Billions from U.S. fail to sustain foreign forces

Military vehicles clog the road leading out of Kuwait City after the retreat of Iraqi forces from the city. In the foreground are looted containers and abandoned arms, and at right is a burned Iraqi Type 69 tank. (PHC HOLMES, US Navy)

There is a growing trend that  thousands of American-trained foreign security forces in the Middle East, Africa, and South Asia are either collapsing, defecting, or stalling. This has called into question the effectiveness of the tens of billions of dollars spent by the United States on foreign military training programs.

The setbacks have been most noticeable in the three countries that have presented the greatest challenges to this administration.

The Pentagon trained both the Army and police in Iraq, the base of the ISIS militant group, but they have barely engaged its forces.

In Afghanistan’s Kunduz Province, several thousand American-backed government forces and militiamen were forced to retreat last week when they were attacked by Taliban forces.

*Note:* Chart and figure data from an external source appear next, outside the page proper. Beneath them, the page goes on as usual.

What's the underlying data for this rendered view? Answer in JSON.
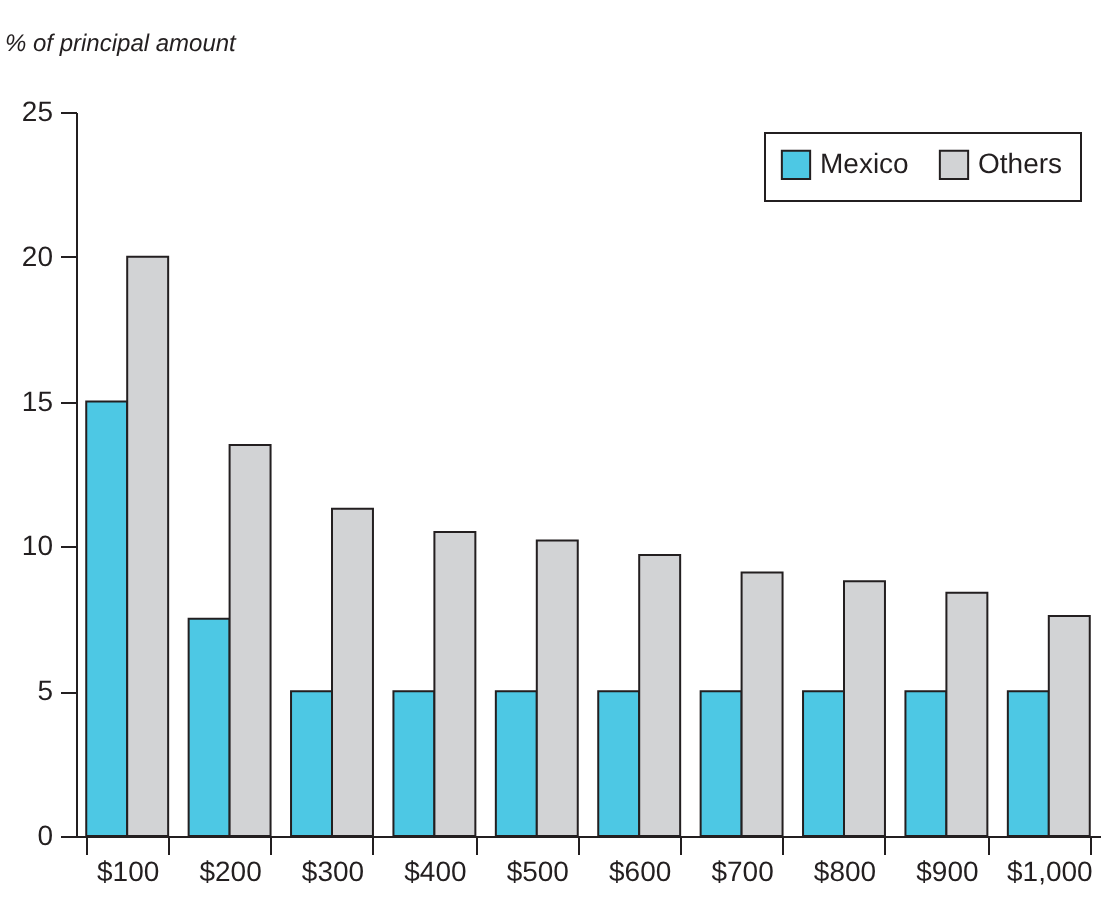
{
  "chart_data": {
    "type": "bar",
    "ylabel": "% of principal amount",
    "categories": [
      "$100",
      "$200",
      "$300",
      "$400",
      "$500",
      "$600",
      "$700",
      "$800",
      "$900",
      "$1,000"
    ],
    "series": [
      {
        "name": "Mexico",
        "color": "#4dc8e4",
        "values": [
          15,
          7.5,
          5,
          5,
          5,
          5,
          5,
          5,
          5,
          5
        ]
      },
      {
        "name": "Others",
        "color": "#d2d3d5",
        "values": [
          20,
          13.5,
          11.3,
          10.5,
          10.2,
          9.7,
          9.1,
          8.8,
          8.4,
          7.6
        ]
      }
    ],
    "ylim": [
      0,
      25
    ],
    "yticks": [
      0,
      5,
      10,
      15,
      20,
      25
    ],
    "grid": false,
    "legend": "top right"
  }
}
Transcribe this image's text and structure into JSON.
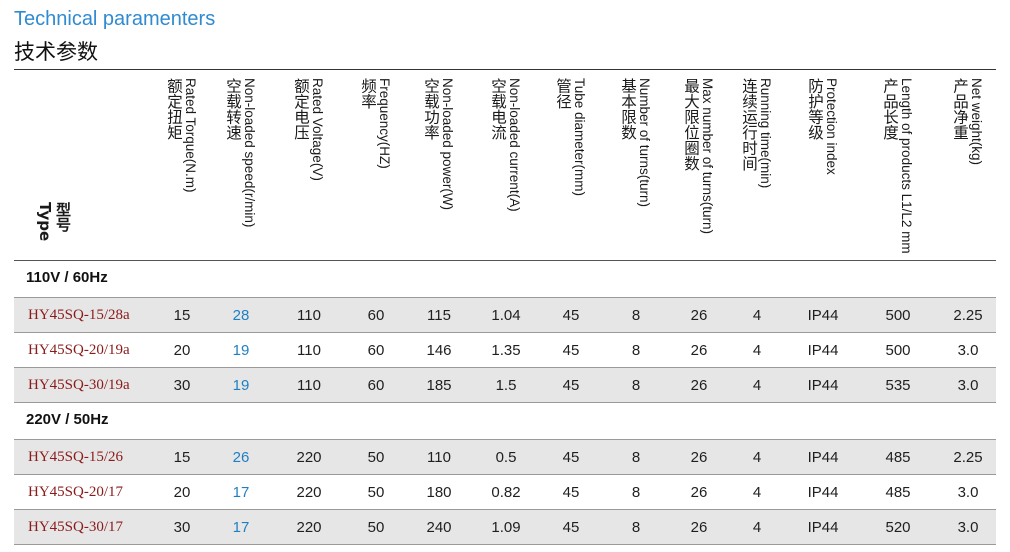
{
  "title": {
    "en": "Technical paramenters",
    "cn": "技术参数"
  },
  "header": {
    "type": {
      "en": "Type",
      "cn": "型号"
    },
    "columns": [
      {
        "en": "Rated Torque(N.m)",
        "cn": "额定扭矩"
      },
      {
        "en": "Non-loaded speed(r/min)",
        "cn": "空载转速"
      },
      {
        "en": "Rated Voltage(V)",
        "cn": "额定电压"
      },
      {
        "en": "Frequency(HZ)",
        "cn": "频率"
      },
      {
        "en": "Non-loaded power(W)",
        "cn": "空载功率"
      },
      {
        "en": "Non-loaded current(A)",
        "cn": "空载电流"
      },
      {
        "en": "Tube diameter(mm)",
        "cn": "管径"
      },
      {
        "en": "Number of turns(turn)",
        "cn": "基本限数"
      },
      {
        "en": "Max number of turns(turn)",
        "cn": "最大限位圈数"
      },
      {
        "en": "Running time(min)",
        "cn": "连续运行时间"
      },
      {
        "en": "Protection index",
        "cn": "防护等级"
      },
      {
        "en": "Length of products L1/L2 mm",
        "cn": "产品长度"
      },
      {
        "en": "Net weight(kg)",
        "cn": "产品净重"
      }
    ]
  },
  "sections": [
    {
      "label": "110V / 60Hz",
      "rows": [
        {
          "type": "HY45SQ-15/28a",
          "torque": "15",
          "speed": "28",
          "voltage": "110",
          "freq": "60",
          "power": "115",
          "current": "1.04",
          "tube": "45",
          "turns": "8",
          "max_turns": "26",
          "run_time": "4",
          "protection": "IP44",
          "length": "500",
          "weight": "2.25"
        },
        {
          "type": "HY45SQ-20/19a",
          "torque": "20",
          "speed": "19",
          "voltage": "110",
          "freq": "60",
          "power": "146",
          "current": "1.35",
          "tube": "45",
          "turns": "8",
          "max_turns": "26",
          "run_time": "4",
          "protection": "IP44",
          "length": "500",
          "weight": "3.0"
        },
        {
          "type": "HY45SQ-30/19a",
          "torque": "30",
          "speed": "19",
          "voltage": "110",
          "freq": "60",
          "power": "185",
          "current": "1.5",
          "tube": "45",
          "turns": "8",
          "max_turns": "26",
          "run_time": "4",
          "protection": "IP44",
          "length": "535",
          "weight": "3.0"
        }
      ]
    },
    {
      "label": "220V / 50Hz",
      "rows": [
        {
          "type": "HY45SQ-15/26",
          "torque": "15",
          "speed": "26",
          "voltage": "220",
          "freq": "50",
          "power": "110",
          "current": "0.5",
          "tube": "45",
          "turns": "8",
          "max_turns": "26",
          "run_time": "4",
          "protection": "IP44",
          "length": "485",
          "weight": "2.25"
        },
        {
          "type": "HY45SQ-20/17",
          "torque": "20",
          "speed": "17",
          "voltage": "220",
          "freq": "50",
          "power": "180",
          "current": "0.82",
          "tube": "45",
          "turns": "8",
          "max_turns": "26",
          "run_time": "4",
          "protection": "IP44",
          "length": "485",
          "weight": "3.0"
        },
        {
          "type": "HY45SQ-30/17",
          "torque": "30",
          "speed": "17",
          "voltage": "220",
          "freq": "50",
          "power": "240",
          "current": "1.09",
          "tube": "45",
          "turns": "8",
          "max_turns": "26",
          "run_time": "4",
          "protection": "IP44",
          "length": "520",
          "weight": "3.0"
        }
      ]
    }
  ],
  "colors": {
    "title_en": "#2f8bd1",
    "model_text": "#8b1a1a",
    "speed_text": "#1f7fc4",
    "row_shade": "#e6e6e6"
  }
}
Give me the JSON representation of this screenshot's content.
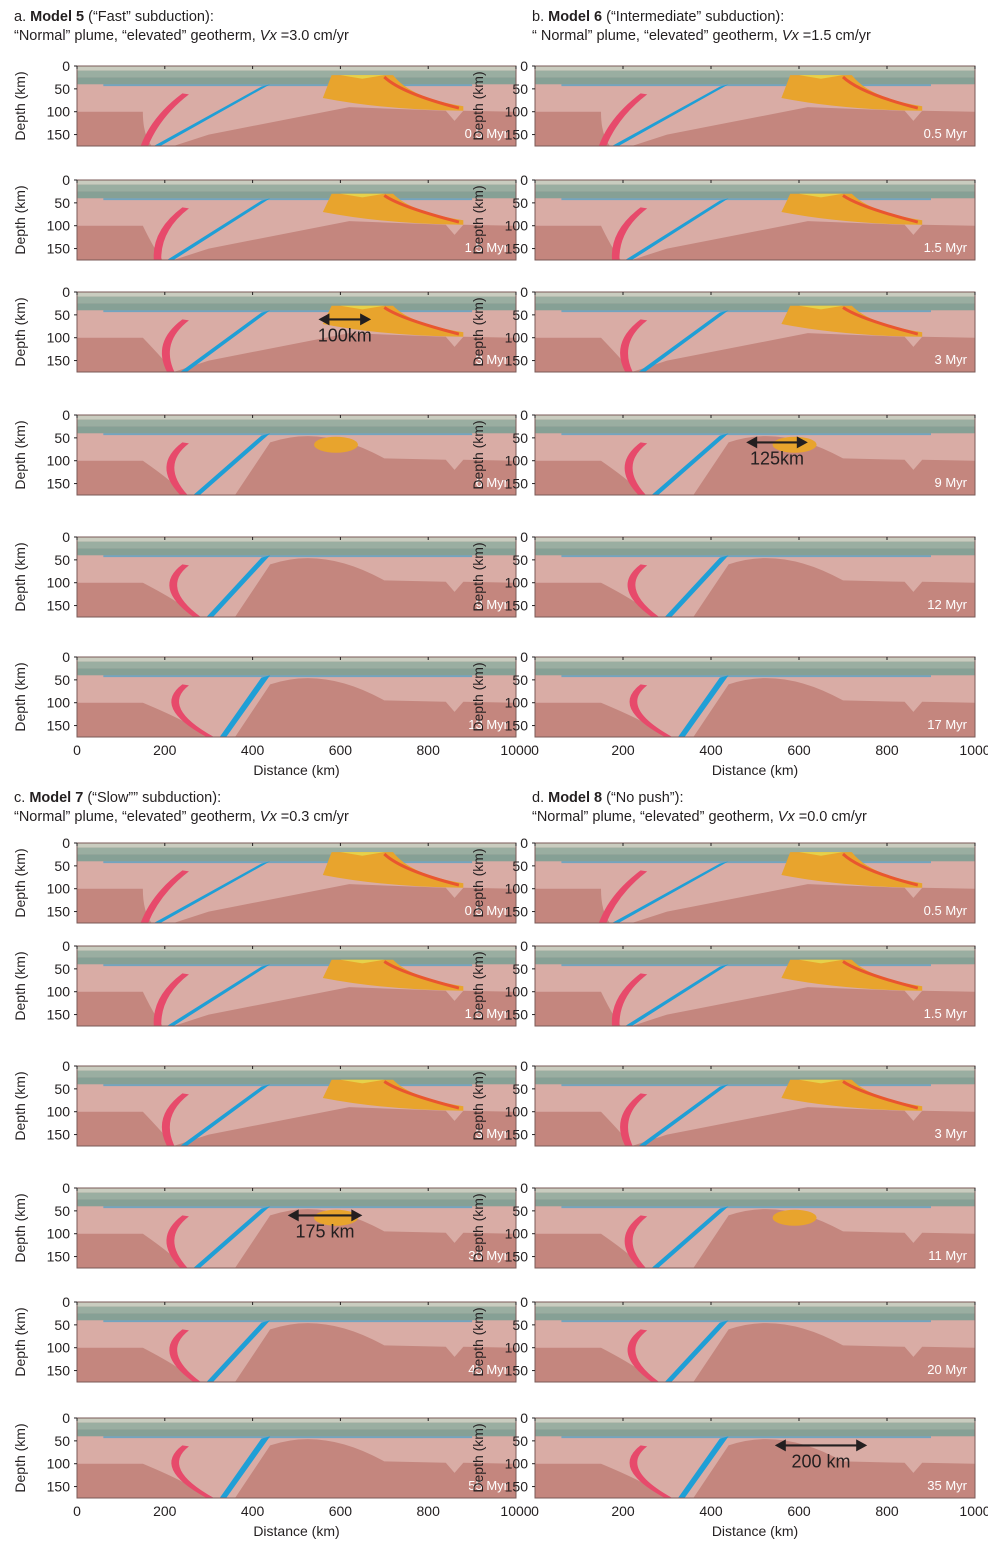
{
  "colors": {
    "sticky_air": "#c9ccbf",
    "upper_crust": "#9aaea1",
    "lower_crust": "#86a095",
    "lithosphere": "#d9aca5",
    "asthenosphere": "#c4867e",
    "plume": "#e8a42d",
    "plume_hot": "#e9562f",
    "sediment_yellow": "#e6d14a",
    "hydrated": "#1f9fd6",
    "melt_pink": "#e74a6b",
    "frame": "#7a5a57"
  },
  "axes": {
    "depth_label": "Depth (km)",
    "distance_label": "Distance (km)",
    "depth_ticks": [
      "0",
      "50",
      "100",
      "150"
    ],
    "distance_ticks": [
      "0",
      "200",
      "400",
      "600",
      "800",
      "1000"
    ]
  },
  "panels": {
    "a": {
      "prefix": "a.",
      "model": "Model 5",
      "type": "(“Fast” subduction):",
      "line2_text": "“Normal” plume, “elevated” geotherm,",
      "vx_symbol": "Vx",
      "vx_value": "=3.0 cm/yr",
      "times": [
        "0.5 Myr",
        "1.5 Myr",
        "3 Myr",
        "6 Myr",
        "9 Myr",
        "13 Myr"
      ]
    },
    "b": {
      "prefix": "b.",
      "model": "Model 6",
      "type": "(“Intermediate” subduction):",
      "line2_text": "“ Normal” plume, “elevated” geotherm,",
      "vx_symbol": "Vx",
      "vx_value": "=1.5 cm/yr",
      "times": [
        "0.5 Myr",
        "1.5 Myr",
        "3 Myr",
        "9 Myr",
        "12 Myr",
        "17 Myr"
      ]
    },
    "c": {
      "prefix": "c.",
      "model": "Model 7",
      "type": "(“Slow”” subduction):",
      "line2_text": "“Normal” plume, “elevated” geotherm,",
      "vx_symbol": "Vx",
      "vx_value": "=0.3 cm/yr",
      "times": [
        "0.5 Myr",
        "1.5 Myr",
        "3 Myr",
        "30 Myr",
        "45 Myr",
        "55 Myr"
      ]
    },
    "d": {
      "prefix": "d.",
      "model": "Model 8",
      "type": "(“No push”):",
      "line2_text": "“Normal” plume, “elevated” geotherm,",
      "vx_symbol": "Vx",
      "vx_value": "=0.0 cm/yr",
      "times": [
        "0.5 Myr",
        "1.5 Myr",
        "3 Myr",
        "11 Myr",
        "20 Myr",
        "35 Myr"
      ]
    }
  },
  "annotations": [
    {
      "panel": "a",
      "frame": 2,
      "label": "100km",
      "from_km": 550,
      "to_km": 670
    },
    {
      "panel": "b",
      "frame": 3,
      "label": "125km",
      "from_km": 480,
      "to_km": 620
    },
    {
      "panel": "c",
      "frame": 3,
      "label": "175 km",
      "from_km": 480,
      "to_km": 650
    },
    {
      "panel": "d",
      "frame": 5,
      "label": "200 km",
      "from_km": 545,
      "to_km": 755
    }
  ]
}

In Syria, a $500 million program to train rebel forces to fight ISIS has produced only a handful of soldiers.

The American-trained forces face problems in each country, some of which is beyond the control of the United States. According to American military and counterterrorism officials, the one problem they all have in common is poor leadership.

Without the presence of their American advisers, many of these local forces have shown an inability to fight.

“Our track record at building security forces over the past 15 years is miserable,” said Karl W. Eikenberry, a former military commander and United States ambassador in Afghanistan.

The American military has trained troops in numerous countries for decades. After the September 11, 2001 terrorist attacks, the military was tasked to train more foreign troops, especially in Afghanistan and Iraq.

At the time, the ultimate goal was to replace the large American Armies deployed there.

According to the New York Times, the push to rebuild the Iraqi Army, which was disbanded by the U.S. in 2003, was successful. But then the effort quickly crumbled after the American troops left the country due to the politicization of the Army leadership under Prime Minister Nuri Kamal al-Maliki.

American officials say the politicization of the Army leadership eroded the military’s effectiveness at all levels.

In Afghanistan, there were some notable successes. Afghan Special Forces units trained by their American counterparts proved to be very capable fighters.

Despite the fact that American-trained military forces aren’t doing very well, the practice is likely going to continue for some time because President Obama, as well as Republican and Democrats in office, are reluctant to send large amounts of American troops to handle foreign conflicts.